Permesso di costruzione: atto che riconosce come di interesse collettivo un progetto e la relativa domanda di trasformazione dell'ambiente preesistente.

Tradizione: suo principale insegnamento: l'innovazione, la risposta diretta e continua ai bisogni della gente, la conservazione dei presupposti perché il patrimonio preesistente viva e si rinnovi.

Università: luogo dove si formano le nuove generazioni, predisponendole alla ricerca e alla valutazione critica delle trasformazioni; dove si insegnano metodologie e tecniche per prevederle, guidarle, definirle e attuarle.
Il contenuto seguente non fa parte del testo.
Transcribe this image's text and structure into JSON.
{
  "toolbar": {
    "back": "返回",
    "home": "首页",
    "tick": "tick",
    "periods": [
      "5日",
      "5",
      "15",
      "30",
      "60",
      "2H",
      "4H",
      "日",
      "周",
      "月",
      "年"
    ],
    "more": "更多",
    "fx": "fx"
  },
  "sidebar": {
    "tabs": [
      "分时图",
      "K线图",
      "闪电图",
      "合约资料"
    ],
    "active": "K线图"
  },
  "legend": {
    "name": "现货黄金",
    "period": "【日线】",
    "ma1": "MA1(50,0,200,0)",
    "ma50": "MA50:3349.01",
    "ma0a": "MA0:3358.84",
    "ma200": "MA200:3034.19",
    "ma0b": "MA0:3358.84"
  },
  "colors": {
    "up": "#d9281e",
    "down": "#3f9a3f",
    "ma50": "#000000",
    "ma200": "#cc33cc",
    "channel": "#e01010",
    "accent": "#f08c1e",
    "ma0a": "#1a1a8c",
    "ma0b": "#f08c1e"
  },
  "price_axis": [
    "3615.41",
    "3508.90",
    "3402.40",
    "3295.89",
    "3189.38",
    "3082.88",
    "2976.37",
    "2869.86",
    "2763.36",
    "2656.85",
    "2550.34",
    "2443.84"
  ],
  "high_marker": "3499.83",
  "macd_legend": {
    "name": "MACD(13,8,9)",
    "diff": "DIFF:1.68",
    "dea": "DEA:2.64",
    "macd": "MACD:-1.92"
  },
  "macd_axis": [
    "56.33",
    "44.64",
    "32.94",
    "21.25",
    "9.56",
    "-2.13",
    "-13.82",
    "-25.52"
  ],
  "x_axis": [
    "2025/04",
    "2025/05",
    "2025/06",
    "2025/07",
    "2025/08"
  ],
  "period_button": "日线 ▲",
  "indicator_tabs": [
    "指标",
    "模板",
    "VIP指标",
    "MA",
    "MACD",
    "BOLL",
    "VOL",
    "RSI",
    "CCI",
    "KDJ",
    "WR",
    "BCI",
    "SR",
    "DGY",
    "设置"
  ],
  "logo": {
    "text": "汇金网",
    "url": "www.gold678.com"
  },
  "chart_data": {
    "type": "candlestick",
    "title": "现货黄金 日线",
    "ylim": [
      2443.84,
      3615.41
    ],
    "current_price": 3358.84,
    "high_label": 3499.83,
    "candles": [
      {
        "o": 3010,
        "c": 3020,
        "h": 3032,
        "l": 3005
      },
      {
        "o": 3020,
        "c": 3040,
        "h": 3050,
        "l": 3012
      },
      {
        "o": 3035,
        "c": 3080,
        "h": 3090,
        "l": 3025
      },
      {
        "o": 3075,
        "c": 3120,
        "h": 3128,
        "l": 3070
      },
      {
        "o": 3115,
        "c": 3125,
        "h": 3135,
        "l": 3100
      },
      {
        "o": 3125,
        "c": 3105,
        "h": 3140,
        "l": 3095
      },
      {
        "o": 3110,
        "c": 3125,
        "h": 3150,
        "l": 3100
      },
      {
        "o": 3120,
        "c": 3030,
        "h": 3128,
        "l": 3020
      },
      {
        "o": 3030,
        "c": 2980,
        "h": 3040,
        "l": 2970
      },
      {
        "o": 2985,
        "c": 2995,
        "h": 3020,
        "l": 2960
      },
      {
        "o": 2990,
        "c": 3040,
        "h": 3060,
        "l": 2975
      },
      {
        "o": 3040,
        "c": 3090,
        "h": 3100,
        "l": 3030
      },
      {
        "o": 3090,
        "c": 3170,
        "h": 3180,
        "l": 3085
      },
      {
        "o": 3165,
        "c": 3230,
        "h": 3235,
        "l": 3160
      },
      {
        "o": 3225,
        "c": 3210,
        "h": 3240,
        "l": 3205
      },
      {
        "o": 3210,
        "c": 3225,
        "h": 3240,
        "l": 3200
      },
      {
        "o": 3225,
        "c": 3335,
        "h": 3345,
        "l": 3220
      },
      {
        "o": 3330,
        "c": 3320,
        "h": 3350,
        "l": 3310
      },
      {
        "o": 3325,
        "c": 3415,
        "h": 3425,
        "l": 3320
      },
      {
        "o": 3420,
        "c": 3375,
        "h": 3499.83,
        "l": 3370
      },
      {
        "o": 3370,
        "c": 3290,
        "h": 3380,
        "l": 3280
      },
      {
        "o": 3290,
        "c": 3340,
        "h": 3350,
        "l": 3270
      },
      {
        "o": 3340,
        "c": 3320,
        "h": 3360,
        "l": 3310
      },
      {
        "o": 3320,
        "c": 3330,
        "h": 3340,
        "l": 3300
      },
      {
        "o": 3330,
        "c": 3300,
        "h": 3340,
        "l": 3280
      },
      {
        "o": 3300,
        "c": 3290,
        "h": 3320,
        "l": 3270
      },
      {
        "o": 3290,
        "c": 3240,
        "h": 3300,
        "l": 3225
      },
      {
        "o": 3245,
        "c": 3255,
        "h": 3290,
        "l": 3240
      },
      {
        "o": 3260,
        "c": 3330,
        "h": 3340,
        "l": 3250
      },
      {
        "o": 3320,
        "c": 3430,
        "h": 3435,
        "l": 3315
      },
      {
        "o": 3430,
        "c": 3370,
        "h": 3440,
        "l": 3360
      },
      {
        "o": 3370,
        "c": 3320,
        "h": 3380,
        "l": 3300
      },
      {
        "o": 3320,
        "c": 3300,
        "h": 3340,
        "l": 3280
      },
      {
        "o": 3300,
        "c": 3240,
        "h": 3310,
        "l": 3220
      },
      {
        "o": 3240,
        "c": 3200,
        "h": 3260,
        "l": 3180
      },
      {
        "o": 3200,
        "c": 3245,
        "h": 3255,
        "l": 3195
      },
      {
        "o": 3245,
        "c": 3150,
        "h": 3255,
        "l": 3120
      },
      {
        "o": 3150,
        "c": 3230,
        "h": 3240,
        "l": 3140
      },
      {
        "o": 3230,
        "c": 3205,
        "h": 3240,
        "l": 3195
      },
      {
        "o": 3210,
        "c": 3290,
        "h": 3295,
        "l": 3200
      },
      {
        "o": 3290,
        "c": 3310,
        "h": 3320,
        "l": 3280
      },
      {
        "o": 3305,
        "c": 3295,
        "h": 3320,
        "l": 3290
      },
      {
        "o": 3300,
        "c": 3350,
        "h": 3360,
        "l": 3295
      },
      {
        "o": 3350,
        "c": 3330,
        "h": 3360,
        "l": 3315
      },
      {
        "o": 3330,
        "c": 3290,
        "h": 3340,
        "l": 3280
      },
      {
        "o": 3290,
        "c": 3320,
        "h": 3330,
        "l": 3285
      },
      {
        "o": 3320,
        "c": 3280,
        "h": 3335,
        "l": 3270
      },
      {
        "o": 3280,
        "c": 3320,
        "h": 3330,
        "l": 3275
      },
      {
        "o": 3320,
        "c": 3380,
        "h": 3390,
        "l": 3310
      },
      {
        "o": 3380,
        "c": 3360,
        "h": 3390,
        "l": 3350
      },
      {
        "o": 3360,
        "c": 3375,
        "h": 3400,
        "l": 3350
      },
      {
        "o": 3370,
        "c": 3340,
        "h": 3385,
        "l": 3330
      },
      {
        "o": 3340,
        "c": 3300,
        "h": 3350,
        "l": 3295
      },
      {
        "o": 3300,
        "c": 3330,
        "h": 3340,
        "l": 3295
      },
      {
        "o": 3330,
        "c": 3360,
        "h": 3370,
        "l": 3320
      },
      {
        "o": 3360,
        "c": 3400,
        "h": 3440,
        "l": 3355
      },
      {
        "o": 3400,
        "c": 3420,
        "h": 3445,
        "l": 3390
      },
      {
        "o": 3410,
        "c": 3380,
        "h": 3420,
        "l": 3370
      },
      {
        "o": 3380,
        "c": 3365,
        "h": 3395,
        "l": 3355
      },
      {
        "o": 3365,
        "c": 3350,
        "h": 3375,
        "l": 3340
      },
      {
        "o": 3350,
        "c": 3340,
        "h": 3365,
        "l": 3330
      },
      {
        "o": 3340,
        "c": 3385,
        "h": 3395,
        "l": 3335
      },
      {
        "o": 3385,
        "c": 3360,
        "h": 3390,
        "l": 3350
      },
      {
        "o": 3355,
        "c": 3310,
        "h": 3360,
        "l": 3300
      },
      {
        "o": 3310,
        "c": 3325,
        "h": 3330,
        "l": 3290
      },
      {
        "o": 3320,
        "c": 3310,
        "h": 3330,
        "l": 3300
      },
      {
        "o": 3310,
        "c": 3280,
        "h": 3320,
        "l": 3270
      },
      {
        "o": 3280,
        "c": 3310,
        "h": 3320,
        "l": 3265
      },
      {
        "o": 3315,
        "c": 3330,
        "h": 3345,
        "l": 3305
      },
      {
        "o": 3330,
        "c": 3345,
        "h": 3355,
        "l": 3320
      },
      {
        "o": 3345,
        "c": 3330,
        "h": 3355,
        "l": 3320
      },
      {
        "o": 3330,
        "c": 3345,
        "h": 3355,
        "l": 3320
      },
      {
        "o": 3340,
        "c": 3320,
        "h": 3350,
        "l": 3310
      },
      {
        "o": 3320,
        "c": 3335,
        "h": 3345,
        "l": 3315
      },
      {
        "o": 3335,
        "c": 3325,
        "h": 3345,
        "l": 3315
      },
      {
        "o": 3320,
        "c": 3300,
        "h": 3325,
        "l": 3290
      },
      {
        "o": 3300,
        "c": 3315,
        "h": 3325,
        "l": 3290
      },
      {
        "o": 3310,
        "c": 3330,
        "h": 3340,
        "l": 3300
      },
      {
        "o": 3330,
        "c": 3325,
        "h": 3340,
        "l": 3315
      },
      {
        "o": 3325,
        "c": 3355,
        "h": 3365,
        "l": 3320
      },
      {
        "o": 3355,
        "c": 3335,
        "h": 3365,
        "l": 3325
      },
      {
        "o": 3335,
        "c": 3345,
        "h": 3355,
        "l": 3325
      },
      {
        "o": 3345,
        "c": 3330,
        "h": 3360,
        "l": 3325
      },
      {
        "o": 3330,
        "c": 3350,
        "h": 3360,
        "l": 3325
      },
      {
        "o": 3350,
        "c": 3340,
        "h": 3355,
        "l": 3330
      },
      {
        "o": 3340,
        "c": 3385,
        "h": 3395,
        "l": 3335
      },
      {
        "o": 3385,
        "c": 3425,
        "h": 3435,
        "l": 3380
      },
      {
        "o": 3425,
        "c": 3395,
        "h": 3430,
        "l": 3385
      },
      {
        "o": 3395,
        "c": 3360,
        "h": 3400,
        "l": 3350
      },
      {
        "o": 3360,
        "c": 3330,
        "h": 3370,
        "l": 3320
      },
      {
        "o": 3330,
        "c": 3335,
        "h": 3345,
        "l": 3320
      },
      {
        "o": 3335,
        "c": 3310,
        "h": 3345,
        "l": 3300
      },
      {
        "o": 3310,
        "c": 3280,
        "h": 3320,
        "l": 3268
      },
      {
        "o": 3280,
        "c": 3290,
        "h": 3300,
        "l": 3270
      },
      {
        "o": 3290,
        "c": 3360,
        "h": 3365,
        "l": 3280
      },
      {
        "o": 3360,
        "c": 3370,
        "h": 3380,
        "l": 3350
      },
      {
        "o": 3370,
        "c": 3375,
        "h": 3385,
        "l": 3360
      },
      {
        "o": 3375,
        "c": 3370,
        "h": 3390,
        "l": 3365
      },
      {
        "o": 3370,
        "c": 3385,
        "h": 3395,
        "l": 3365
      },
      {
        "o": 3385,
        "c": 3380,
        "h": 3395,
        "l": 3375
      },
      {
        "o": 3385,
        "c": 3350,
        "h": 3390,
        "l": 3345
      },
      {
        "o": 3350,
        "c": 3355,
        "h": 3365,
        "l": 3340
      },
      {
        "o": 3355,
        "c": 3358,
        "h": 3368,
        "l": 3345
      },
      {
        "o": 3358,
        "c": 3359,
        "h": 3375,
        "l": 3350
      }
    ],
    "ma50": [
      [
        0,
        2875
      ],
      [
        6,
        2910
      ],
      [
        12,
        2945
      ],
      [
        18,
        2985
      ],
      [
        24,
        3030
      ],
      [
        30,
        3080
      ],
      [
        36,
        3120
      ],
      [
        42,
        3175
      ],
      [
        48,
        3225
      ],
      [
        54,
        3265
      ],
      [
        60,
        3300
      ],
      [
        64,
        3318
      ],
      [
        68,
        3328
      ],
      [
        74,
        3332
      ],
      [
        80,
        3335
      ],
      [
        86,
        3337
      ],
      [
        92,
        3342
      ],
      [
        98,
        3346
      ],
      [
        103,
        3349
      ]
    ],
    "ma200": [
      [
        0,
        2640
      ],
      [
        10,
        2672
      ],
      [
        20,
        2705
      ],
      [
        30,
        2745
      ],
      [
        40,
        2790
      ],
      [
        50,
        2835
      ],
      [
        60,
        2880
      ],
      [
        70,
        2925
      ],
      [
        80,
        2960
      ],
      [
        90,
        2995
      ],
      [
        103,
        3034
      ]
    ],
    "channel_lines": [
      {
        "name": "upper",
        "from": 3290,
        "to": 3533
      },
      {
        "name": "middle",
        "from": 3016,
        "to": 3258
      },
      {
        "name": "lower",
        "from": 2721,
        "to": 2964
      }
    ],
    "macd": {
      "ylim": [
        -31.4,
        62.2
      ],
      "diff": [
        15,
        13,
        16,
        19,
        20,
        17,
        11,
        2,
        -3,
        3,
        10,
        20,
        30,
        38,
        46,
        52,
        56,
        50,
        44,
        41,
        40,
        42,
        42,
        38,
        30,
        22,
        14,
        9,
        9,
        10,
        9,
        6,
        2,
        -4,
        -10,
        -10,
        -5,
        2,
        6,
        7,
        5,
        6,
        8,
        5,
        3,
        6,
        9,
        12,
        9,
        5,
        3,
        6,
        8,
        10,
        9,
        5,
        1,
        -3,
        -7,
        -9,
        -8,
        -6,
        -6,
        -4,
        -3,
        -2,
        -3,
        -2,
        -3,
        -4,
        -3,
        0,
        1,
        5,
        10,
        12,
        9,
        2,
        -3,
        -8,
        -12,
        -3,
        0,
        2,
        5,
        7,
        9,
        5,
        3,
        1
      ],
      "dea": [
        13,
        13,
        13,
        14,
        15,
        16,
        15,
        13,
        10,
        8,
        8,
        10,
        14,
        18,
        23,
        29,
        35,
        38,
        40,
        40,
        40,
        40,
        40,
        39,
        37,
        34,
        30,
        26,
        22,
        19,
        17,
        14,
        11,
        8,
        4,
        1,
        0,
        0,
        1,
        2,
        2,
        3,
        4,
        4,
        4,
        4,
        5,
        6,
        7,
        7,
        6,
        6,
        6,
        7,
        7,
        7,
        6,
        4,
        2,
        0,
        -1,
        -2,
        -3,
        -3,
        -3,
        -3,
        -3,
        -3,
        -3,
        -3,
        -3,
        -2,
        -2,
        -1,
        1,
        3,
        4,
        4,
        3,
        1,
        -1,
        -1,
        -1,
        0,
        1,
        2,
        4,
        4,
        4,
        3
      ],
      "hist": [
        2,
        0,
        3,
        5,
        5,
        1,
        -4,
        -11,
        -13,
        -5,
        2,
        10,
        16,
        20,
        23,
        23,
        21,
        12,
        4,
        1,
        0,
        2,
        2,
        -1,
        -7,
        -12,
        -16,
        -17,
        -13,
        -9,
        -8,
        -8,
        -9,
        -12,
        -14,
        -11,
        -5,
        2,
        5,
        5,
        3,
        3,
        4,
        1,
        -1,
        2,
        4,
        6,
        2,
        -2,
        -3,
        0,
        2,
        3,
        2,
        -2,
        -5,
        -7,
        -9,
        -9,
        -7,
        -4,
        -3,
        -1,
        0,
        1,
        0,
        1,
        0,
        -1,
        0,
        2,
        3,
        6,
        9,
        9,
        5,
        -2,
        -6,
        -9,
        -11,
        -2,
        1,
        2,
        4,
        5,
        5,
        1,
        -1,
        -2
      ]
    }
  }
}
Traslati in lingua italiana, questi stessi termini assumono significati diversi od opposti. L'elenco potrebbe ampliarsi: ma anche se solo su queste sette definizioni per consueta prassi si concordasse, si dissolverebbero i sorrisi di convenienza che gli amici di altri paesi ci concedono (ben sapendo di ritornare nei propri contesti felici), i colloqui sarebbero più produttivi e la strada da percorrere per raggiungere la qualità dell'ambiente costruito risulterebbe ben lastricata, piana, permeabile: un panorama gradevole per chi la percorre e per chi la guarda dalla finestra di casa. Per procedere in questa direzione il Consiglio Nazionale Architetti promuove un referendum abrogativo della legge 216/95 e degli inconsapevoli decreti che ne derivano; rilancia, con l'IN/Arch, la Legge d'iniziativa popolare per l'Architettura.